ROMA-VITESSE. “Storia di ieri”, riflessioni del giorno dopo…
di Diego ANGELINO – Dipende sempre da cosa uno voglia: personalmente, allo spettacolo mancato preferisco il passaggio del turno concretizzato.
È indubbio: primo tempo soporifero, ma la logica del doppio confronto – e di un derby a meno di 72 ore – ha probabilmente contribuito a far vedere una Roma attendista.
Questo, insieme alla ribadita inadeguatezza di alcune seconde linee, che non riescono proprio a rendere e che costringono l’allenatore a inserire sempre, a un certo punto, i “titolari”.
Addirittura Marchegiani, seconda voce di Sky Sport, è rimasto basito per alcune giocate palesemente sbagliate di qualche elemento, confermando, ancora una volta, come a giugno vada nettamente alzato il livello degli interpreti.
Dopo aver subìto l’immancabile Eurogol, la Roma si sveglia all’improvviso, semplicemente con gli ingressi di Cristante e, soprattutto, Karsdorp ed El Shaarawy, che portano quel brio necessario per prendersi la qualificazione nei 90′.
Ad Abraham basta un pallone buono per rilassare gli animi e regalare il passaggio del turno alla Roma, al terzo quarto di finale europeo negli ultimi cinque anni.

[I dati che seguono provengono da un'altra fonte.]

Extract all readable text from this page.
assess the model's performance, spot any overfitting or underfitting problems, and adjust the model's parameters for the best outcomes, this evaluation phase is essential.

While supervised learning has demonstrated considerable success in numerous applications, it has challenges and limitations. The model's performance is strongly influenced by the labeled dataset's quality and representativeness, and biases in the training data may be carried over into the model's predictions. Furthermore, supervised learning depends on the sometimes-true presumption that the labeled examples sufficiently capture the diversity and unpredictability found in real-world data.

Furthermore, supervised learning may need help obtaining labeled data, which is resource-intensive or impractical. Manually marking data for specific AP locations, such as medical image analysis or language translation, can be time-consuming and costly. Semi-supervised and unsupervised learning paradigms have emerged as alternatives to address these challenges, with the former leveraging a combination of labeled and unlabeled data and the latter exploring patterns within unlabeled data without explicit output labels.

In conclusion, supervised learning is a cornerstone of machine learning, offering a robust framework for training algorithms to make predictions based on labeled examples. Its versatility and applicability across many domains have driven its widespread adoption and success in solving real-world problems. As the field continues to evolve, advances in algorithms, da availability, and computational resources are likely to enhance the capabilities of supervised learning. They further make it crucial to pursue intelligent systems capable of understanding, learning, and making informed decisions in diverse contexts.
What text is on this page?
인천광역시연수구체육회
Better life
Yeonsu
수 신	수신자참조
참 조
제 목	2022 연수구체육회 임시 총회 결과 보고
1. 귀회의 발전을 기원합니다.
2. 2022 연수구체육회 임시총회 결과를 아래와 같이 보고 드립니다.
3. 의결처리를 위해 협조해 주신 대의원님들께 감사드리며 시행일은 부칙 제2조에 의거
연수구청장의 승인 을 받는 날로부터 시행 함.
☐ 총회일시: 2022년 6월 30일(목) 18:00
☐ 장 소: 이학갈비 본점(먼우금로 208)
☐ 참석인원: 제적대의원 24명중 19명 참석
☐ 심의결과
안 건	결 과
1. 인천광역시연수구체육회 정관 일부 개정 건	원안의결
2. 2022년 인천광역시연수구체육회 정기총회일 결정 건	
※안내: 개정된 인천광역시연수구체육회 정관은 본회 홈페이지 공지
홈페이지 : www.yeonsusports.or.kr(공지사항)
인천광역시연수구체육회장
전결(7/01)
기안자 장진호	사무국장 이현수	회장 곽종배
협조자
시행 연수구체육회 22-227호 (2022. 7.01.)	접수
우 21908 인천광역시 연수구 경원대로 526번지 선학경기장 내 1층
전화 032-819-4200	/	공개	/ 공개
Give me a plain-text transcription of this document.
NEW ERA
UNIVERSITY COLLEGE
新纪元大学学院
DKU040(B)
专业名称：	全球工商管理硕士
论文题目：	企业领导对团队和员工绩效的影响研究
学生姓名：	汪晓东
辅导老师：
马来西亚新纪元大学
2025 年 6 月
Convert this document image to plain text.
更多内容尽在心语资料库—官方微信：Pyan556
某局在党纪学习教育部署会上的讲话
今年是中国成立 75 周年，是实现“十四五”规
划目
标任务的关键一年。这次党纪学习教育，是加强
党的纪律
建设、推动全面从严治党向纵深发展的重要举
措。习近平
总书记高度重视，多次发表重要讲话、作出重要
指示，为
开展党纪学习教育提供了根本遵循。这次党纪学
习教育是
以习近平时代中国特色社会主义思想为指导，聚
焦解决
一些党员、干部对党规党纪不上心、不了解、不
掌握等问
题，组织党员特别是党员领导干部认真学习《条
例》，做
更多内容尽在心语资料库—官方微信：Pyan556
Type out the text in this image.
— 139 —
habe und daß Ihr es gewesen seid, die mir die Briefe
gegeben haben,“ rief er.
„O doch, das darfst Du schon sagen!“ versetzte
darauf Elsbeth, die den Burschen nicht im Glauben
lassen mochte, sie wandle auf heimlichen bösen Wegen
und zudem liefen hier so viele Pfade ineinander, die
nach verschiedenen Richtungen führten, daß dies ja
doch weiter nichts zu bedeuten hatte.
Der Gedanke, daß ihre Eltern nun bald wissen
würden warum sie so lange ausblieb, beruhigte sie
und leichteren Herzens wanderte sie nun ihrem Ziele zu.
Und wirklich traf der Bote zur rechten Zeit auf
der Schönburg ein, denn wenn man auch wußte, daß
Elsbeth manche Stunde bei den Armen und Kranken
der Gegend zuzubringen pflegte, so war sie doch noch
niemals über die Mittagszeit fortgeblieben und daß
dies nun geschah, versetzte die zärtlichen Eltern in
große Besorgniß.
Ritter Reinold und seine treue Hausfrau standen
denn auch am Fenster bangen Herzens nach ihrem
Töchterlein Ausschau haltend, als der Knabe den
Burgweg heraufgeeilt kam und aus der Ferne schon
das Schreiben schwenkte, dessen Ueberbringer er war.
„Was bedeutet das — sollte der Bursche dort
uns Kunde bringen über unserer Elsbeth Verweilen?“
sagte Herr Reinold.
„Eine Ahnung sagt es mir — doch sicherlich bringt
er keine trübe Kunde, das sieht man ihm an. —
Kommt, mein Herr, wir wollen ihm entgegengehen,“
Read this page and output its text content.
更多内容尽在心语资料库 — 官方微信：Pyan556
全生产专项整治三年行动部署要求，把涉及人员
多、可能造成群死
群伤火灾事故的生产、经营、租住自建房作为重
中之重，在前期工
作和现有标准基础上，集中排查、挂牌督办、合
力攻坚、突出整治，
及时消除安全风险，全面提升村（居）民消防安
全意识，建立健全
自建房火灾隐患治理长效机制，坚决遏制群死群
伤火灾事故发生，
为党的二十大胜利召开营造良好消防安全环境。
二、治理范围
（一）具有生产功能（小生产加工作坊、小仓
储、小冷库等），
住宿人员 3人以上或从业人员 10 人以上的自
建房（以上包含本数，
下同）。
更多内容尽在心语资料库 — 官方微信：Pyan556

Si possono migliorare molte cose ma, intanto, avere una squadra che per la settima volta in stagione si prende punti o qualificazione in extremis, è un buon segno di determinazione.
“Qualcuno a casa, noi ai sorteggi” ha detto giustamente Mourinho. Sarà di nuovo Bodø/Glimt: vietato lasciarsi distrarre dal pensiero della “vendetta sportiva”.